The zentorch zip package which you can download from the AMD ZenDNN Developer Central page contains a convenient bash script to help you set optimal environment settings for best performance.
Before you run your workload, activate the conda environment where zentorch 5.1 is installed and source the zentorch_env_setup.sh file.

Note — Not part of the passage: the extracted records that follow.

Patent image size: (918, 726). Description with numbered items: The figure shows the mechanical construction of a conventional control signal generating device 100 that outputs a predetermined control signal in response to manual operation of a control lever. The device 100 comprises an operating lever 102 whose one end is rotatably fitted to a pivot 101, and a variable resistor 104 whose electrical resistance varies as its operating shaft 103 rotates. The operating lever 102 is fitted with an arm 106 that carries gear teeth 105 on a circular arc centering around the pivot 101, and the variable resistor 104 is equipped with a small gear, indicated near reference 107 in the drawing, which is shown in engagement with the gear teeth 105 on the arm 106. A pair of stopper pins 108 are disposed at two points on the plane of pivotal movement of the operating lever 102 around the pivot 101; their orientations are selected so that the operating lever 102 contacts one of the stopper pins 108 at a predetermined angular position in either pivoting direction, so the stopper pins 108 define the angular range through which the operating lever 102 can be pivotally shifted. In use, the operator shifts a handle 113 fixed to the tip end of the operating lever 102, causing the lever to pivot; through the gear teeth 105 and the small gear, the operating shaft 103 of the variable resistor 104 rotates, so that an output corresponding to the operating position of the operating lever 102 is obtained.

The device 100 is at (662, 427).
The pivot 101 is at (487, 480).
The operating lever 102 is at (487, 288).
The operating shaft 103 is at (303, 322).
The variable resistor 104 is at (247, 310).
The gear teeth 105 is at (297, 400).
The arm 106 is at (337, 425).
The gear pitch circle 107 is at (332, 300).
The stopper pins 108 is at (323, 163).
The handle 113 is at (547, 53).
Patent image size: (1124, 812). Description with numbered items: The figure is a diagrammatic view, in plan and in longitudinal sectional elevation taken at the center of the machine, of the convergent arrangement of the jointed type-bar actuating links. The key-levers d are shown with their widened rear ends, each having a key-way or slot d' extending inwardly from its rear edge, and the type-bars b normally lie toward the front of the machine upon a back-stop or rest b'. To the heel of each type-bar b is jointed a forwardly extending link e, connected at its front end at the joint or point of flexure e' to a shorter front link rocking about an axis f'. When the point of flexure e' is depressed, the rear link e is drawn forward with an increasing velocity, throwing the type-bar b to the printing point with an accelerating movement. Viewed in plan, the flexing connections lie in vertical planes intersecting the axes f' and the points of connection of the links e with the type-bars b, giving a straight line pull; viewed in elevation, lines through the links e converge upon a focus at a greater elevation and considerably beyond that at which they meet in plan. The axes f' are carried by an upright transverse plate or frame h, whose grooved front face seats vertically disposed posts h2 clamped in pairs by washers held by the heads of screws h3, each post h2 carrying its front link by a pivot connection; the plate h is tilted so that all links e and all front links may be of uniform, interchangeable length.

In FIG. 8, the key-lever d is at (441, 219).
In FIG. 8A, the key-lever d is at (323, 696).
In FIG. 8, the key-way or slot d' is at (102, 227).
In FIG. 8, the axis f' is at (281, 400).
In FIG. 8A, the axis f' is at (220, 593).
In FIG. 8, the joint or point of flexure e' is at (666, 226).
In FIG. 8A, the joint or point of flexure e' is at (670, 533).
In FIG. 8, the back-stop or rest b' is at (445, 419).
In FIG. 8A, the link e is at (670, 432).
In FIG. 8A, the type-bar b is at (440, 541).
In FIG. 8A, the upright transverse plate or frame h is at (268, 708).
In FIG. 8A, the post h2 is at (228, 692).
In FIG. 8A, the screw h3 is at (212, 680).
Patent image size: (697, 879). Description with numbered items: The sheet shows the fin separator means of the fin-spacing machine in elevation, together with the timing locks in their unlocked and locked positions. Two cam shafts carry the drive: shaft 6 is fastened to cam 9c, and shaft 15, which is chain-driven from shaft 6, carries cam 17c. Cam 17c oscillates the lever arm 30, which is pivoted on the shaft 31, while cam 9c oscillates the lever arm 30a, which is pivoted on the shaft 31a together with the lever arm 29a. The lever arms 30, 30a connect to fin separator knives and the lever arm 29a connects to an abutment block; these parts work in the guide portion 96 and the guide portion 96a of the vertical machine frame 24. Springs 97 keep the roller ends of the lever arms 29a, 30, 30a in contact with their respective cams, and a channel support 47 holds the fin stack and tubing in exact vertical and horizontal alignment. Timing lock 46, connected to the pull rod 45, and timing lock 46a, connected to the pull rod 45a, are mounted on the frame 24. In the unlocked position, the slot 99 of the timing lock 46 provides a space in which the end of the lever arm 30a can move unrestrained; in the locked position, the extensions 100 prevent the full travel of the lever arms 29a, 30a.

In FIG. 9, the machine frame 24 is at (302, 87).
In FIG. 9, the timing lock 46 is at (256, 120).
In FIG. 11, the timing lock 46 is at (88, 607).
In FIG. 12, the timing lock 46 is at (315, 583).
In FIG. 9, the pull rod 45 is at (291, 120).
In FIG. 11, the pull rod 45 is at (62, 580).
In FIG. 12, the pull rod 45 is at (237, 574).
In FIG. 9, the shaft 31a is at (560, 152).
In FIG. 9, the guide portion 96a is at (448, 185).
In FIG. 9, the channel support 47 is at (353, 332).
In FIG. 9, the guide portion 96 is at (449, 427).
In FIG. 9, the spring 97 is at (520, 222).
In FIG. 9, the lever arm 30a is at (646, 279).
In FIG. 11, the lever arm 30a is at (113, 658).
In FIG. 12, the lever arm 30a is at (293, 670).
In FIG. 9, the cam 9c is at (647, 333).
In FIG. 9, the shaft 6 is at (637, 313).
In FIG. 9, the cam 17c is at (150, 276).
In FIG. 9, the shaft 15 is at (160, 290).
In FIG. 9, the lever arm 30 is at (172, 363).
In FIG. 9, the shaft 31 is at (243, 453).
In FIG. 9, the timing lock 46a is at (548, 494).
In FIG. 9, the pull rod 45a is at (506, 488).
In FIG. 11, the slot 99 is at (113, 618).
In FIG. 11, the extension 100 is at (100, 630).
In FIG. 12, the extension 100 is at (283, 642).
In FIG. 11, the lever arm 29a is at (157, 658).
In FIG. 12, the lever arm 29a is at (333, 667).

source scripts/zentorch_env_setup.sh --help
source scripts/zentorch_env_setup.sh --framework <zentorch|ipex> --model <llm|recsys|cnn|nlp> --threads <num_threads> --precision <amp|bf16|fp32|woq>
You can set the num_threads variable by
checking the output of the following shell command:
lscpu | awk '/^Core\(s\) per socket:/ {print $4}'
For example, if you are running your LLM workload in BF16 format on an AMD 5th Gen EPYC™ Processor (codenamed Turin) with 192 cores, you would source the zentorch_env_setup.sh as follows:
source scripts/zentorch_env_setup.sh --framework zentorch --model llm --threads 192 --precision bf16
The script will make sure that necessary utilities like llvm-openmp as
well as optimal tools for memory allocation (for example jemalloc) are installed and
made available to zentorch.
Consult the Performance Tuning chapter for more details on the various environment variables.